Stay = win (outcome 1,2)
Switch =lose (outcome 3,4)
2. Door #2 has the car, monty shows you a goat in #3
Stay = lose (outcome 5)
Switch = win (outcome 6)
3. Door #3 has the car, Monty shows you a goat in #2
Stay = lose (outcome 7)
Switch = win (outcome 8)
You list 6 outcomes. If we separate your 1. into "monty shows you a goat in #2" and "monty shows you a goat in #3", then we would have 8 outcomes, 4 winners and 4 losers evenly split on stay and switch. You can't account for all possible outcomes by ignoring some.
Here is another representation you gave which again falsely combines the 2 possibilities and that is why it does not come away with the right result.
Assuming pick of door 1. Line 1 in that image: car, goat, goat. Monty eliminates door 2:goat, stay wins, change loses. Monty eliminates door 3:goat, stay wins, change loses. Line 2, Monty can only eliminate door 3, no changes to this line, stay loses and change wins. Line 3, Monty can only eliminate door 2 no changes to this line, stay loses and change wins. Now count: winners on stay 2, losers on stay 2, winners on change 2, losers on change 2.

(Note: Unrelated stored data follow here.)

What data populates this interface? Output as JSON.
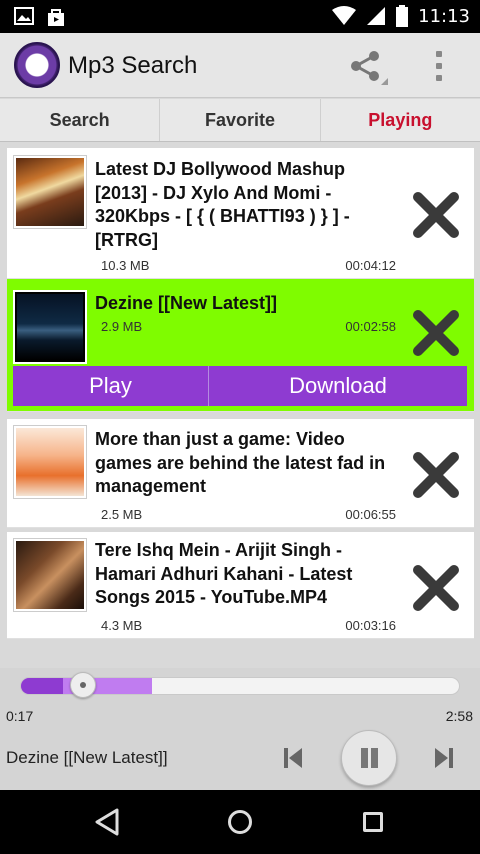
{
  "status_bar": {
    "time": "11:13",
    "icons": [
      "image-icon",
      "shopping-bag-icon",
      "wifi-icon",
      "signal-icon",
      "battery-icon"
    ]
  },
  "app_bar": {
    "title": "Mp3 Search",
    "icons": [
      "app-logo-icon",
      "share-icon",
      "overflow-menu-icon"
    ]
  },
  "tabs": [
    {
      "label": "Search",
      "active": false
    },
    {
      "label": "Favorite",
      "active": false
    },
    {
      "label": "Playing",
      "active": true
    }
  ],
  "tracks": [
    {
      "title": "Latest DJ Bollywood Mashup [2013] - DJ Xylo And Momi - 320Kbps - [ { ( BHATTI93 ) } ] - [RTRG]",
      "size": "10.3 MB",
      "duration": "00:04:12"
    },
    {
      "title": "Dezine [[New Latest]]",
      "size": "2.9 MB",
      "duration": "00:02:58",
      "selected": true,
      "actions": {
        "play": "Play",
        "download": "Download"
      }
    },
    {
      "title": "More than just a game: Video games are behind the latest fad in management",
      "size": "2.5 MB",
      "duration": "00:06:55"
    },
    {
      "title": "Tere Ishq Mein - Arijit Singh - Hamari Adhuri Kahani - Latest Songs 2015 - YouTube.MP4",
      "size": "4.3 MB",
      "duration": "00:03:16"
    }
  ],
  "player": {
    "current_time": "0:17",
    "total_time": "2:58",
    "now_playing": "Dezine [[New Latest]]",
    "played_fraction": 0.095,
    "buffered_fraction": 0.3
  },
  "colors": {
    "accent": "#8e3bd1",
    "selected_row": "#7ffc00",
    "active_tab": "#c8102e",
    "delete_icon": "#333333"
  }
}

I've looked at your matrix, and there are too many possibilities listed.
The first sheet leaves out your rule 2 (above) so that it can clearly be seen to cover all possible combinations. The second sheet applies that rule by removing lines that would violate the rule.
If you would like I can write out the math to show that 3=4, and I will tell you it is wrong and it uses the same method of falsely ignoring some outcomes to reach that conclusion.